Sunday, February 19, 2017

If you talk about "Moving from Scrum to Kanban" you have misunderstood at least one of them!

Scrum is defined by a specific set of roles, events, artifacts and rules that can make up a software development process when the specifics for your given context are resolved and defined.

Kanban on the other hand, provides mechanisms for controlling your work and improving the way you work together with a set of principles and practices like visualization, limiting work in progress, managing flow making policies explicit and a couple more.

Kanban does not provide counterparts to the things Scrum provides – rather, it is a complementary approach to any product development approach.

You can easily build a Kanban system for any given Scrum implementation - most of the time you just have to model four or five states, identify one to three capacities and define the cadence for the input queue and the output queue. A very simple approach here is to define the

  • Stations as "Backlog", "Selected", "Implementation", "Review" and "in production" (and make them visible)
  • (bracket) capacity of "Selected" through "Review" := throughput of last iteration
  • input cadence := output cadence := iteration size
  • iteration size := your sprint size

Of course the real power of the Kanban approach only begins after this stage, when you start to improve the way you work together collaboratively. But that would be another post...

Most of the time the processes inspired by the Kanban approach end up with a much more flow-based solution than typical scrum processes, and that is what a lot of people seem to mean when they talk about their evolution.

But please don't talk about "moving from Scrum to Kanban" – that would be like saying "I don't use a car anymore, I now use a GPS" – and you wouldn't say that, would you?

till next time
  Michael Mahlberg

Sunday, February 05, 2017

We don't use a “process” we have working agreements...

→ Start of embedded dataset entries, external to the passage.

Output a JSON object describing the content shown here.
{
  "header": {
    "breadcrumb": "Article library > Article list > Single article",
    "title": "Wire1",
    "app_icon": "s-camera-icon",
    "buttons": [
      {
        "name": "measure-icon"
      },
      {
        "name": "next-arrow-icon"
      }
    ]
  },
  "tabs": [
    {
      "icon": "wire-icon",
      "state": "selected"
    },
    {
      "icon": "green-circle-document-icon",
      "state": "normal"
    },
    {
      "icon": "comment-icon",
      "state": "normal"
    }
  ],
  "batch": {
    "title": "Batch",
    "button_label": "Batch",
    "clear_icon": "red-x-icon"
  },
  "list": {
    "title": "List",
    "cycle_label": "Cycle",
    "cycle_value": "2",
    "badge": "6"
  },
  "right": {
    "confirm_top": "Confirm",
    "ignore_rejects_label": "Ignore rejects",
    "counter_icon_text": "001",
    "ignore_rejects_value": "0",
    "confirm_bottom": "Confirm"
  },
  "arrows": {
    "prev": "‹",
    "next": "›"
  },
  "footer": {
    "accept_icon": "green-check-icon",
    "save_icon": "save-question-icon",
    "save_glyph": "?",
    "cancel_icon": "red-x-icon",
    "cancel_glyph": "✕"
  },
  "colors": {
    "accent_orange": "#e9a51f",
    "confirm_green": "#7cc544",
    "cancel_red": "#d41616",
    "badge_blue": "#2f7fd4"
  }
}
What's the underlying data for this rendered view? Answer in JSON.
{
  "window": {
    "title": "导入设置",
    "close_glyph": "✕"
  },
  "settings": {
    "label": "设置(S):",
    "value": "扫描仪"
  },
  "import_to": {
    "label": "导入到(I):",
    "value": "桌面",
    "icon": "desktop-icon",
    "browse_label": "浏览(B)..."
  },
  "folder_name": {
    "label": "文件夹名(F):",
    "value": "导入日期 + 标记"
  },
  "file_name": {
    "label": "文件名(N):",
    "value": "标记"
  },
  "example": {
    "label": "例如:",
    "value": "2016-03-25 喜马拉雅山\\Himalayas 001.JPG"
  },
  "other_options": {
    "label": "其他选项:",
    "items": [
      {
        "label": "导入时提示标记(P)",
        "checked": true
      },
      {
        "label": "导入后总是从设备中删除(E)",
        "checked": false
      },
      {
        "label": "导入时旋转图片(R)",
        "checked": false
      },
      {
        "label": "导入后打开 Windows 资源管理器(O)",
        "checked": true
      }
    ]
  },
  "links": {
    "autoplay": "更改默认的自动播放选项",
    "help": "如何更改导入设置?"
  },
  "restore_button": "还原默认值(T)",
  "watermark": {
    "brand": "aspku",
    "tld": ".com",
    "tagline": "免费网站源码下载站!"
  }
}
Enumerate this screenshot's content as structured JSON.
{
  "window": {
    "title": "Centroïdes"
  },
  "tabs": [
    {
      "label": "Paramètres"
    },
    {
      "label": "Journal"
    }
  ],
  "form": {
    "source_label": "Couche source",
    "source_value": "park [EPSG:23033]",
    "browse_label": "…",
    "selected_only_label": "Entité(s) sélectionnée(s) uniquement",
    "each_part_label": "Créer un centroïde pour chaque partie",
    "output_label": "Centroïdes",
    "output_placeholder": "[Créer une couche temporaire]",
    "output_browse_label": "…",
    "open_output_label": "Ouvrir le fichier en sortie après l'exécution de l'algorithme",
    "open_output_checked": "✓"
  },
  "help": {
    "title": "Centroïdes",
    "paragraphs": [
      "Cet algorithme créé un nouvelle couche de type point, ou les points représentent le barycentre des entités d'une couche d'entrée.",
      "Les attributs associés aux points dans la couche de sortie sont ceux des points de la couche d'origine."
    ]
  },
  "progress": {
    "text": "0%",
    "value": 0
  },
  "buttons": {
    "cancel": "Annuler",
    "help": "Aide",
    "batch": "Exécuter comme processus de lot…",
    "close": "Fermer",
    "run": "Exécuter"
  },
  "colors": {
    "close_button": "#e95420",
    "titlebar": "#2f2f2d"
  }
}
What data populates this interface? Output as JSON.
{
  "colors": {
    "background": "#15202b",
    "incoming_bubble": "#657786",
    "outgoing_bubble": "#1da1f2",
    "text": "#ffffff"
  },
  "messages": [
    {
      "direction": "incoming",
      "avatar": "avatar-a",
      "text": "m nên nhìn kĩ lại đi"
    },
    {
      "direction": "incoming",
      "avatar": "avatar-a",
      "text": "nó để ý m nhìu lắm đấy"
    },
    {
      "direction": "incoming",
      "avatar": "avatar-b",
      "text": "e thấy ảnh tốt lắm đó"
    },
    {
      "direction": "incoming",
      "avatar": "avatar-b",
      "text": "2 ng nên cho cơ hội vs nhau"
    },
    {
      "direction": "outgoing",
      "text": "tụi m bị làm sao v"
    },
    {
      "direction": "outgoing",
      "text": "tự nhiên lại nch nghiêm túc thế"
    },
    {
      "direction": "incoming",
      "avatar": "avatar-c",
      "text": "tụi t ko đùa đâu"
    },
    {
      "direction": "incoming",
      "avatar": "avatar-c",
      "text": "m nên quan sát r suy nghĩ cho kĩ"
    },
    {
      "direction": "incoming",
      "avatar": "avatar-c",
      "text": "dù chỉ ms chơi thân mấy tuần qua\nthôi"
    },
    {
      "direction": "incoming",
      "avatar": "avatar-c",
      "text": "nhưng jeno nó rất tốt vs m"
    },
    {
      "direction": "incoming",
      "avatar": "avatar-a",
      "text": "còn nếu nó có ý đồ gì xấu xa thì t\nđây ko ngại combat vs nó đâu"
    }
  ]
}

“Yeah, well, I had to work around the process to get this stuff done for the customer.”
Doesn't that sound familiar? And more often than not people on the same team nod in agreement and work on like nothing happened. And soon somebody else says “Yeah, well, I had to work around the process ...”

But how about “Yeah, well, I had to violate what I agreed to upon how we work together to get the stuff done for the customer?”
In my experience people tend to be more easily annoyed or even upset by this latter violation of trust. But even more importantly the likelihood that people will re-negotiate their working agreements is also significantly higher.

That's why I try to convince my clients not to talk about “the process” but rather about working agreements.

Enter Scrum and Kanban

Now this is where approaches like Scrum, XP, FDD, SDSM or Kanban, to name a few, can hugely differ. Take Kanban and Scrum for example.
While Scrum is a Process Framework with very strict roles (at least for the Product Owner and the Scrum Master) Kanban is an approach for process control and process improvement. In many Scrum implementations I have seen, people have to “work around” things from the book. When –to name an example– was the last time you saw a person acting as Product Owner really having the final say on priorities?

Kanban on the other hand explicitly requires that we “Make process policies explicit” (4th General Practice of Kanban) – I like to restate that as “make our working agreements explicit.”

And once we start negotiating these agreements we actually start to “Improve collaboratively, [and] evolve experimentally,” as the 6th General Practice of Kanban describes.

I suggest dropping the chase for the perfect process in favor of finding the best working agreements (aka process policies) for the current situation.

till next time
  Michael Mahlberg

P.S.: The "General Practices" used to be called "Core Properties", but since the Kanban Condensed Guide, "General Practices" seems to be canonical.